Beyond Apache Ranger support, Ahana for Presto also adds: 

• Multi-user support for Presto: Data platform admins can now seamlessly manage users without complex authentication files and add or remove users for their Presto clusters. Unified user management is also extended across the Ahana platform and can be used across multiple Presto clusters. For example, a data analyst can access the analytics cluster but not the data science cluster.
• Multi-user support for Ahana: Multiple users are now supported in the Ahana platform. An admin can invite additional users via the Ahana console. This is important for growing data platform teams.
• Audit support: With extended Apache Ranger capabilities, Ahana customers can enable centralized auditing of user access on Ahana-managed Presto clusters for comprehensive visibility. For example, you can track when users request access to data and if those requests are approved or denied based on their permission levels.
• AWS Lake Formation integration: Enforce AWS Lake Formation fine-grained data lake access controls with Ahana-managed Presto clusters.
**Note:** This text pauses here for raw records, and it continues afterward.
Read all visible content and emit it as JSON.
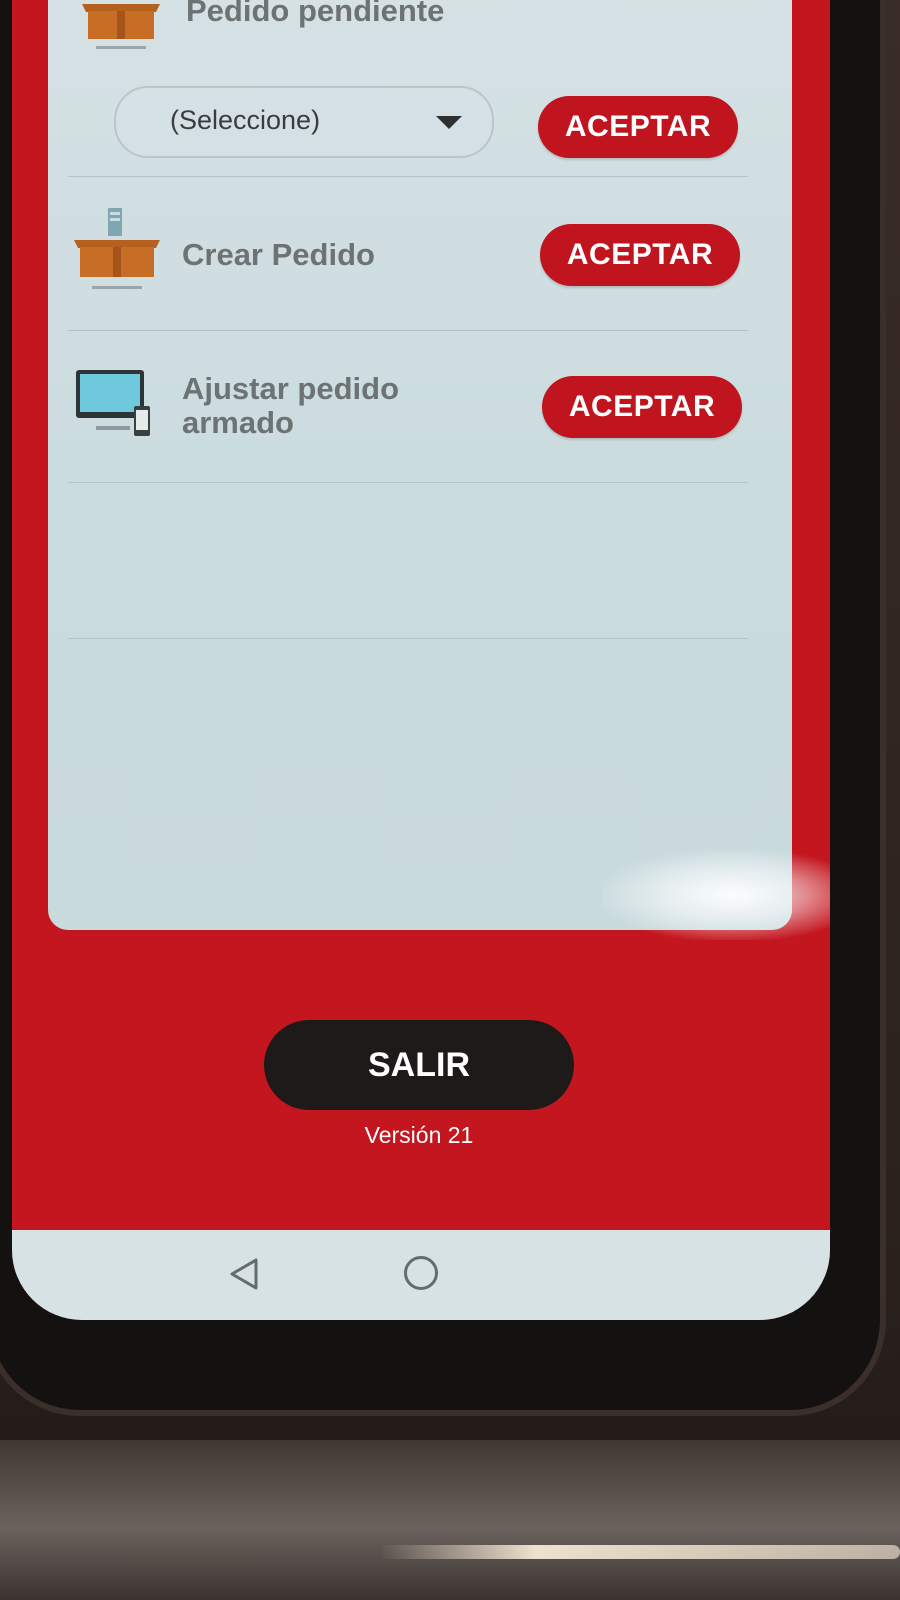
{
  "rows": [
    {
      "label_lines": [
        "Pedido pendiente"
      ],
      "icon": "pending-box-icon",
      "select": {
        "value": "(Seleccione)"
      },
      "button": "ACEPTAR"
    },
    {
      "label_lines": [
        "Crear Pedido"
      ],
      "icon": "create-box-icon",
      "button": "ACEPTAR"
    },
    {
      "label_lines": [
        "Ajustar pedido",
        "armado"
      ],
      "icon": "computer-icon",
      "button": "ACEPTAR"
    }
  ],
  "footer": {
    "exit_label": "SALIR",
    "version": "Versión 21"
  },
  "navbar": {
    "back": "back-icon",
    "home": "home-icon"
  },
  "colors": {
    "brand_red": "#c4161f",
    "card_bg": "#d6e1e4",
    "button_red": "#c0151f",
    "exit_bg": "#1d1a19"
  }
}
Ahana Cloud adopters applaud the extra security and control features. One such user is supply chain platform provider Cartona.

Omar Alfarghaly, Cartona’s head of data science said, “Over the past year, we've been thrilled with what we've been able to deliver to our customers. Powered by Ahana, our data platform enables us to remain lean, bringing data to consumers when they need it. With advanced security and governance, we can ensure that the right people access the right data.”